Ireland cannot afford to be complacent about pensions, the Minister for Finance, Mr McCreevy said today.
Speaking at an ICTU conference on occupational pension schemes he said that pensions are an issue that Ireland must deal with immediately.
According to Mr McCreevy, public service and social welfare pensions now cost the Exchequer about 5 per cent of GNP. Maintaining the present level of provision is expected to cost about 8 per cent of GNP in 2026 and about 12.5 per cent of GNP in 2056.
A recent study of population projections published by the Minister for Social and Family Affairs showed that, in 2001, there were about 430,000 people of pension age in Ireland: this is estimated to rise to 673,000 in 2021 and to 1.2 million in 2056.
Mr McCreevy said that as a result of this, the ratio of people of working age to people over pension age falls from 5.3 in 2001 to just 1.8 in 2056.
"Ireland is not immediately facing the same kind of severe demographic problems which confront many of our EU and OECD partners now.
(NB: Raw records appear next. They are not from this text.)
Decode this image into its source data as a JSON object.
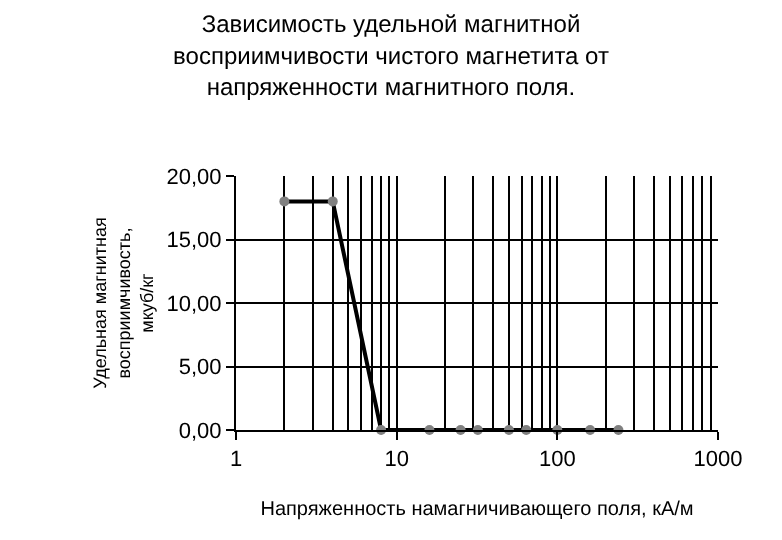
{
  "chart_data": {
    "type": "line",
    "title": "Зависимость удельной магнитной восприимчивости чистого магнетита от напряженности магнитного поля.",
    "xlabel": "Напряженность намагничивающего поля, кА/м",
    "ylabel": "Удельная магнитная восприимчивость, мкуб/кг",
    "x": [
      2,
      4,
      8,
      16,
      25,
      32,
      50,
      64,
      100,
      160,
      240
    ],
    "series": [
      {
        "color": "#000000",
        "values": [
          18,
          18,
          0,
          0,
          0,
          0,
          0,
          0,
          0,
          0,
          0
        ]
      }
    ],
    "log": "x",
    "xlim": [
      1,
      1000
    ],
    "xticks": [
      1,
      10,
      100,
      1000
    ],
    "ylim": [
      0,
      20
    ],
    "yticks": [
      {
        "value": 0,
        "label": "0,00"
      },
      {
        "value": 5,
        "label": "5,00"
      },
      {
        "value": 10,
        "label": "10,00"
      },
      {
        "value": 15,
        "label": "15,00"
      },
      {
        "value": 20,
        "label": "20,00"
      }
    ],
    "grid": true,
    "marker": "circle",
    "line_style": "solid"
  }
}
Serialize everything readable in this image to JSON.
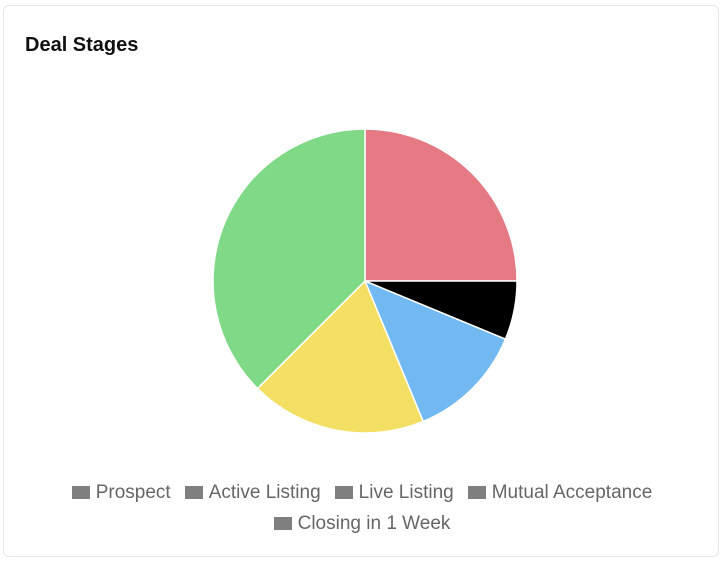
{
  "card": {
    "title": "Deal Stages"
  },
  "colors": {
    "legend_swatch": "#7f7f7f",
    "slice_border": "#ffffff"
  },
  "chart_data": {
    "type": "pie",
    "title": "Deal Stages",
    "legend_position": "bottom",
    "slices": [
      {
        "label": "Prospect",
        "value": 25,
        "color": "#e57a84"
      },
      {
        "label": "Active Listing",
        "value": 6.25,
        "color": "#000000"
      },
      {
        "label": "Live Listing",
        "value": 12.5,
        "color": "#72b9f1"
      },
      {
        "label": "Mutual Acceptance",
        "value": 18.75,
        "color": "#f3df63"
      },
      {
        "label": "Closing in 1 Week",
        "value": 37.5,
        "color": "#80d987"
      }
    ]
  }
}
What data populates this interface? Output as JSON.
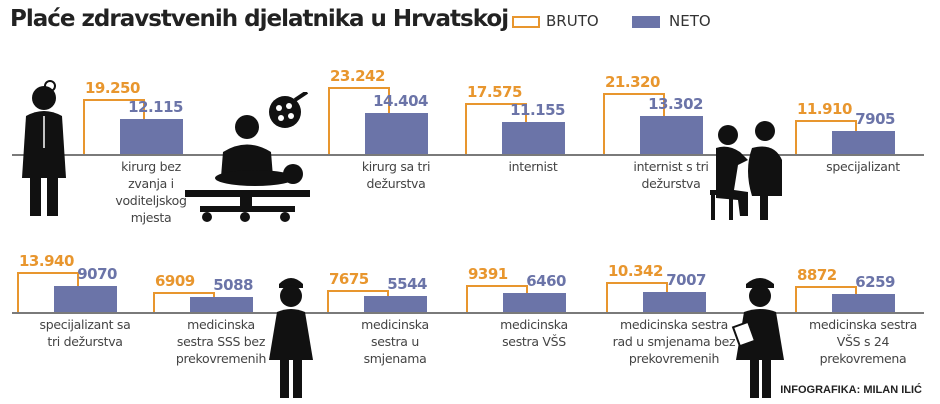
{
  "title": "Plaće zdravstvenih djelatnika u Hrvatskoj",
  "legend": [
    {
      "label": "BRUTO",
      "style": "outline",
      "color": "#e8962e"
    },
    {
      "label": "NETO",
      "style": "filled",
      "color": "#6b74a8"
    }
  ],
  "credit": "INFOGRAFIKA: MILAN ILIĆ",
  "icons": [
    "doctor-icon",
    "surgeon-operating-icon",
    "doctor-examining-patient-icon",
    "nurse-icon",
    "nurse-with-clipboard-icon"
  ],
  "chart_data": {
    "type": "bar",
    "title": "Plaće zdravstvenih djelatnika u Hrvatskoj",
    "colors": {
      "BRUTO": "#e8962e",
      "NETO": "#6b74a8"
    },
    "legend_position": "top",
    "grid": false,
    "categories": [
      {
        "label": "kirurg bez\nzvanja i\nvoditeljskog\nmjesta",
        "bruto": 19250,
        "bruto_label": "19.250",
        "neto": 12115,
        "neto_label": "12.115"
      },
      {
        "label": "kirurg sa tri\ndežurstva",
        "bruto": 23242,
        "bruto_label": "23.242",
        "neto": 14404,
        "neto_label": "14.404"
      },
      {
        "label": "internist",
        "bruto": 17575,
        "bruto_label": "17.575",
        "neto": 11155,
        "neto_label": "11.155"
      },
      {
        "label": "internist s tri\ndežurstva",
        "bruto": 21320,
        "bruto_label": "21.320",
        "neto": 13302,
        "neto_label": "13.302"
      },
      {
        "label": "specijalizant",
        "bruto": 11910,
        "bruto_label": "11.910",
        "neto": 7905,
        "neto_label": "7905"
      },
      {
        "label": "specijalizant sa\ntri dežurstva",
        "bruto": 13940,
        "bruto_label": "13.940",
        "neto": 9070,
        "neto_label": "9070"
      },
      {
        "label": "medicinska\nsestra SSS bez\nprekovremenih",
        "bruto": 6909,
        "bruto_label": "6909",
        "neto": 5088,
        "neto_label": "5088"
      },
      {
        "label": "medicinska\nsestra u\nsmjenama",
        "bruto": 7675,
        "bruto_label": "7675",
        "neto": 5544,
        "neto_label": "5544"
      },
      {
        "label": "medicinska\nsestra VŠS",
        "bruto": 9391,
        "bruto_label": "9391",
        "neto": 6460,
        "neto_label": "6460"
      },
      {
        "label": "medicinska sestra\nrad u smjenama bez\nprekovremenih",
        "bruto": 10342,
        "bruto_label": "10.342",
        "neto": 7007,
        "neto_label": "7007"
      },
      {
        "label": "medicinska sestra\nVŠS s 24\nprekovremena",
        "bruto": 8872,
        "bruto_label": "8872",
        "neto": 6259,
        "neto_label": "6259"
      }
    ]
  }
}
Their failure to prepare in good times has forced them to introduce the type of measures to curtail pension costs which led to major protests in France and Austria in recent weeks," said Mr McCreevy.
"I am concerned, however, that many people in Ireland may be complacent about the future. We cannot afford to be complacent. Only by adopting the correct policy decisions now will we be able to avoid the difficulties being experienced by countries like France and Austria," warned Mr McCreevy.He added that the cost of pensions was a major issue for Irish society and that it must be tackled.